A shared interest in preserving the right to manage fails to ensure intra-class cohesion because one manager’s freedom to fend off unsolicited bids directly conflicts with another manager’s freedom to make hostile acquisitions. Under conditions of a non-level playing field, those already subject to domestic constraints on their freedom to defend themselves stand to gain from an EU-wide spread of their constraints because it increases their ability to make hostile acquisitions abroad. Those not subject to domestic constraints stand to lose the freedom to fend off unsolicited bids.

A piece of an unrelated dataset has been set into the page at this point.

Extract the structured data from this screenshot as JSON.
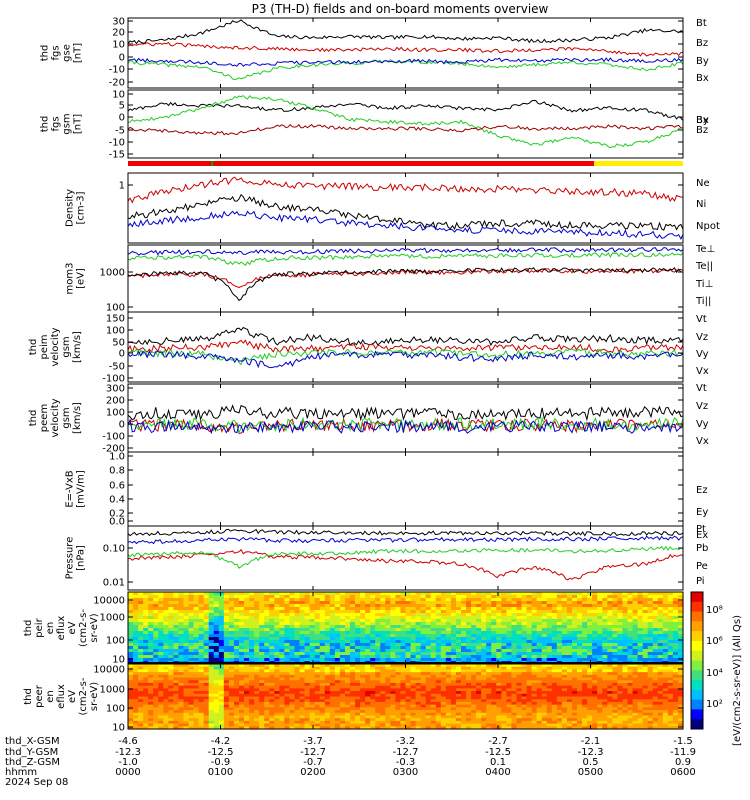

Or, put differently, increasing interpenetration does not necessarily result in increasing cross-national solidarity among capitalists. Investigating the circumstances under which capitalists join arm-in-arm across borders, and those under which they will continue to fight each other requires a different kind of analysis of interpenetration than the one Gindin and Panitch provide us with. Differences of interest across states and across economic interests within those states remain important, and sometimes become even more pronounced as a result of increased interpenetration.
Again, this isn’t to downplay Panitch and Gindin’s very substantial contribution to our understanding of how the international economy works today. I hope they take it as the compliment that I intend when I say that their book deserves an audience among non-Marxists as well as Marxists. Nor is it to deny Panitch and Gindin’s impressive command of a wide and varied literature. It is to say that there are important aspects of neoliberalism that their theory doesn’t capture very well, including some quite important variation in the take-up of different aspects of neoliberalism across different states. Better dialogue between Marxist and conventional IR approaches could have great benefit for the latter (especially if it pushes standard international political economy accounts to really pay attention to power relations). But it might have some benefit for the former too.